Let me be clear: we need organizations and we need decision-making processes, but form follows function. We are not working as effectively as we might, nor as spiritually as we need. We are caught with a foot in two worlds, and we don’t know which way to step. (And establsihing a study group to bring a proposal back to the next General Conference is NOT what I have in mind.) Do we continue to fit our work to the structures and processes we have been using for decades or do we modify the structures and processes to match the world in which we live? This is our ongoing tension — do we expect the world to change to fit in with us or will we change to meet the world where it is with the good news of Jesus Christ that it needs?
Categories: General Conference, Personal Reflection, The United Methodist Church
As we “redesign” and structure the church to meet its current membership needs and thoughts we lose out on the future of the changing environment of the world and the true need of Christians in today’s world ……as TIny TIm said in the Xmas story….God Bless Everyone!
Perhaps the Church will have to be razed and rebuilt to fulfill its purpose again.

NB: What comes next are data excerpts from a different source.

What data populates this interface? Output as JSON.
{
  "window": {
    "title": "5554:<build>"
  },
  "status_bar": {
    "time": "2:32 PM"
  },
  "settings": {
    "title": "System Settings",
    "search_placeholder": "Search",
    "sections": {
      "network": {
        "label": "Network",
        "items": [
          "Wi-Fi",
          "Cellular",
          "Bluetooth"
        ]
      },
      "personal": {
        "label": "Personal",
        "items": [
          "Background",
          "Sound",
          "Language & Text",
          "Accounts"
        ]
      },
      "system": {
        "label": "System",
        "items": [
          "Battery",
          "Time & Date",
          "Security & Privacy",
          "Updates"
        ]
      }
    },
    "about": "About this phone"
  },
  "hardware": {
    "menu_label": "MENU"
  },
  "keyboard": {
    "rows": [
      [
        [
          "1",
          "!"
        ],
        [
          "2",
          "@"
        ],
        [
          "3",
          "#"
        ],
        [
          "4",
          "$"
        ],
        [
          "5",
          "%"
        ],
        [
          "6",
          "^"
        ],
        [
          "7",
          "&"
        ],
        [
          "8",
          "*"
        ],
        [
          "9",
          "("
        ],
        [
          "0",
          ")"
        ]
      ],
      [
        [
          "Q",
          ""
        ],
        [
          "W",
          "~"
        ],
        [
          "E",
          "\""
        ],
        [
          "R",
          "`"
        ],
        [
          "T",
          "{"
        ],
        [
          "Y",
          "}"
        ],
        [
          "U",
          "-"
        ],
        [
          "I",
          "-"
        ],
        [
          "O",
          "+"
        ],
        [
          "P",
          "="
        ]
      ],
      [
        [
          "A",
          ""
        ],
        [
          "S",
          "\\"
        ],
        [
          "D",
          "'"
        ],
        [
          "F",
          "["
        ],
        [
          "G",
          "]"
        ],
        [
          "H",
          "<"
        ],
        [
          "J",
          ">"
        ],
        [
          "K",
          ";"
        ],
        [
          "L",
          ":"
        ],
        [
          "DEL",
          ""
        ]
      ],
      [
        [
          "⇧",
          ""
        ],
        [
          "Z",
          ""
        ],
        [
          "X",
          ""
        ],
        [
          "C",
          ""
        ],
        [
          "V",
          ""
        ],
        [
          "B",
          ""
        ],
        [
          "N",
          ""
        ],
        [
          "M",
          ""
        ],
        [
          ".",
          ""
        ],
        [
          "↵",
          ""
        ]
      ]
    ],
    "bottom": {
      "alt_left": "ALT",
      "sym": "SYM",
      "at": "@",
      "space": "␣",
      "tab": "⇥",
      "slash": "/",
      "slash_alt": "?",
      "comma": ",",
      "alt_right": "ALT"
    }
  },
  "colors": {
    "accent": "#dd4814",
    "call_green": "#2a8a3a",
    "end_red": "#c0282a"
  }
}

What I’ve seen and read has only contributed to my own growing disillusionment with a denominational body of faith that seems to be growing more dysfunctional and institutionalized each day this week.
In general, it is clear that we are following conventions set by the culture in this process. We are trying to be the Wal-mart of religious organizations moving up from our current position as a religious K-Mart. Our response to our shrinking numbers is to focus more on numbers and point blaming fingers at anyone who challenges the current proposals.
How are these and other cultural responses to crisis working for America right now? For the world?
However we try to veil it, we are restructuring in response to our declining popularity. None of this will have the slightest affect upon the monumental shift in the culture where nearly half of our citizens believe organized religion is a major cause of the problems we are experiencing not the solution. Very little that I see here seriously addresses the issues of our mission to transform individuals lives and bring peace with justice to more of God’s children. We have done some wonderful things but now we have made a decision to do less. Revival will come. God will make all things new. My prayer is that when spiritual renewal comes, the United Methodist Church will be found at the center of the movement of God’s Spirit.